Nicht dass die alten Schuhe verschlissen+kaputt+abgelaufen wären … nein, sie stehen fein säuberlich im Kellerregal, ihre Nähte sind nicht durchgescheuert, die Sohle ist kaum verschlissen. Ganz deutlich sieht man noch das Elefanten-Logo und die 24 im Kreis. Ernstchens Füße sind seit dem Spätsommer so gewachsen, dass er nun in die Schuhe nicht mehr hineinpasst.

Ernstchens Eltern geben sich sehr viel Mühe bei der Aufzucht ihres kleinen Sohnes  (was absolut typisch für den sog. oberen Mittelstand sein soll).

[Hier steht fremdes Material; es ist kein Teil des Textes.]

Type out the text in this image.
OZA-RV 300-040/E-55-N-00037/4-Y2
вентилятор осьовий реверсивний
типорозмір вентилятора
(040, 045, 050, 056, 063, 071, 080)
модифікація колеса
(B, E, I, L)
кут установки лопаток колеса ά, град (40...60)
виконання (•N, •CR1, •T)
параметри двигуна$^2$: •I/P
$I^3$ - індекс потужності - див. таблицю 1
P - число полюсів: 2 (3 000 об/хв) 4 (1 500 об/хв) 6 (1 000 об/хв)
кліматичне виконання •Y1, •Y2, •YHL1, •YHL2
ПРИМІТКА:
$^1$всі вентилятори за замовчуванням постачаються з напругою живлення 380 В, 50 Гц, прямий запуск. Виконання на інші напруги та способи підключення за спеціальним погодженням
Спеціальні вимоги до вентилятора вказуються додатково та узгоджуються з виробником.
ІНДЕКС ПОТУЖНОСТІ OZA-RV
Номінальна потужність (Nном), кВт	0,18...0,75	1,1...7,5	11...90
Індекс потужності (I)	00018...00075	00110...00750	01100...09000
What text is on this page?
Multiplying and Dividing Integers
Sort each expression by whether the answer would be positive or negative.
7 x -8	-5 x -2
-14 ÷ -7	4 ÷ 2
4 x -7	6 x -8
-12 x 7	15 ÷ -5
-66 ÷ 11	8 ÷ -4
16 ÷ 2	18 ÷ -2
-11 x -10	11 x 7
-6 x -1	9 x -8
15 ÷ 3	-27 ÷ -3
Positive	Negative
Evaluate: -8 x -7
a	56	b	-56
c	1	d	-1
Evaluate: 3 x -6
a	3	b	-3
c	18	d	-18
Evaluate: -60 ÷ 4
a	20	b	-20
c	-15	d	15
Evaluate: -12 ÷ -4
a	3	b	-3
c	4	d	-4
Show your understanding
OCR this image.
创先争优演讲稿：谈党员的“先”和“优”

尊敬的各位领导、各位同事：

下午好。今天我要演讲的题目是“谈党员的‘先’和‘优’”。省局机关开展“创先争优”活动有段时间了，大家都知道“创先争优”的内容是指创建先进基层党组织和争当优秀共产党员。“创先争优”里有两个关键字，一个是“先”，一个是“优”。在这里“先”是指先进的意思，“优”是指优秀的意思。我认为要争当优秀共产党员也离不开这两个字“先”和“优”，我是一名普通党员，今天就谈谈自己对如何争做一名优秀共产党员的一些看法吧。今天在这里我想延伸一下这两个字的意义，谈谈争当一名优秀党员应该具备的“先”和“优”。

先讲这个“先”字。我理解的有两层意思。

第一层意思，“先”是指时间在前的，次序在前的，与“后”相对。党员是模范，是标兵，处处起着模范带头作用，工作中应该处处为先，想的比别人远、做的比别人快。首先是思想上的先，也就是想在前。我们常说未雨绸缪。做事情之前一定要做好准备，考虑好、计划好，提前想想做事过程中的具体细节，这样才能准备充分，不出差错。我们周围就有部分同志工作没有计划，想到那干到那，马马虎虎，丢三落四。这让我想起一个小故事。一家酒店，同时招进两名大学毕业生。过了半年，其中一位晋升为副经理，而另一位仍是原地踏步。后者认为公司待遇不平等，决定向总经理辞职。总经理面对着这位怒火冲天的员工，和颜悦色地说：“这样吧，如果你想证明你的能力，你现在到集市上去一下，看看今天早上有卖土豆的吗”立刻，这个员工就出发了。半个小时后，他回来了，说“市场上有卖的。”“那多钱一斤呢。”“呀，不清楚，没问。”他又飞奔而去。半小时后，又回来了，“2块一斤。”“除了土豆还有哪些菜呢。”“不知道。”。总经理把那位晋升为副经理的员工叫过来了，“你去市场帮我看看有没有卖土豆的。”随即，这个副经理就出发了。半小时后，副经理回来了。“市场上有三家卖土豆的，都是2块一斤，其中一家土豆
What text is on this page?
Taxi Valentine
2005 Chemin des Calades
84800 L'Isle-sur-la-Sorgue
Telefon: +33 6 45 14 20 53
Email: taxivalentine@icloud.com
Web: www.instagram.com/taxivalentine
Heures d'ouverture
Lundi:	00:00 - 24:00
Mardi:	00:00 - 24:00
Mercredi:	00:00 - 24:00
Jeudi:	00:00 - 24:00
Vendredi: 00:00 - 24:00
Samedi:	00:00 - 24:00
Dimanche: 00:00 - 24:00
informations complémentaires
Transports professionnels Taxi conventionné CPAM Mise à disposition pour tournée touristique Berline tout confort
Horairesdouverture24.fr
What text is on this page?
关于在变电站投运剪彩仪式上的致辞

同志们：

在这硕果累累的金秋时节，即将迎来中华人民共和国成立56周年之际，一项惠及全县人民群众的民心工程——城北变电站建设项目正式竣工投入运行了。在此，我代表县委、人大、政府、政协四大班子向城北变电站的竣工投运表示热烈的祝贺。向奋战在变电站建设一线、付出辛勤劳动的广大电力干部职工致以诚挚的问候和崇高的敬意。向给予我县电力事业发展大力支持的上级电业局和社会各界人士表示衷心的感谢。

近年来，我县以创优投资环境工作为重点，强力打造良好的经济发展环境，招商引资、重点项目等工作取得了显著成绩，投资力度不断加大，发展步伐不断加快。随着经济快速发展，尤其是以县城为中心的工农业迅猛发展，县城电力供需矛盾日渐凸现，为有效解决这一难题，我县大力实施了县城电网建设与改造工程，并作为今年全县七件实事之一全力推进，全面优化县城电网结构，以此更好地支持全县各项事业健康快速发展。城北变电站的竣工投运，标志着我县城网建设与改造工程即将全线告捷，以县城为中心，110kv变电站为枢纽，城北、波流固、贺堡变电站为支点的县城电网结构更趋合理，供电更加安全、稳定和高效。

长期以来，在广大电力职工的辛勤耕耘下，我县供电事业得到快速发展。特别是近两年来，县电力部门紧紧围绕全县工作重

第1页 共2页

Vermutlich haben sie auch bewusst nur ein Kind haben wollen, um diesem alle Chancen im Leben bieten zu können. Ernstchen ahnt noch nicht, was dies für ihn bedeuten wird – jetzt ist er einfach noch ein freundlicher, im Wesen eher zurückhaltender, niedlicher, kleiner Kerl, der – wie gesagt – neue Schuhe braucht.

Für ein kleines Kind sucht meistens die Mutter die Kleider und Schuhe aus, zweckmäßig und von guter Qualität – und natürlich müssen die Sachen der Mutter gefallen – das heißt: Ernstchen muss der Mutter in den Sachen gefallen. Bisher.

Da nun Ernstchens Eltern sich sehr viel Gedanken um die Entwicklung ihres  Kindes machen, soll sich das nun ändern… Die Eltern haben – gemeinsam – einen Entschluss gefasst und dieser lautet:

Ab jetzt sucht sich Ernstchen seine Schuhe und Kleider selbst aus!

So fanden sich also Ernstchen nebst Eltern aus bedeutungsschwangerem Anlass in der best-sortierten Kinderschuhabteilung der Innenstadt wieder, nicht etwa in so einem Billigschuh-Tempel auf der grünen Wiese, denn Ernstchen brauchte nun natürlich die beste Beratung, die zu kriegen war!

Ernstchens Mutter verpflichtete die Verkäuferin, die ihr am erfahrensten erschien, zu dem bevorstehenden Fron-Dienst. Routiniert blickte diese unter die Winterstiefelchen, die Ernstchen inzwischen ausgezogen hatte und stellte den erstgeborenen Sproß, der noch nicht ahnte, welche Erwartungen auf ihm lasteten, auf das Fußmessgerät. Sie verkündete:

„Größe 26, schmaler Fuß – gut dass Sie so früh im Jahr gekommen sind, im April sind die alle ausverkauft!°

Ein weises, selbstzufriedenes Lächeln umspielte den Mund von Ernstchens Mutter, die nun der Verkäuferin das Projekt erläuterte.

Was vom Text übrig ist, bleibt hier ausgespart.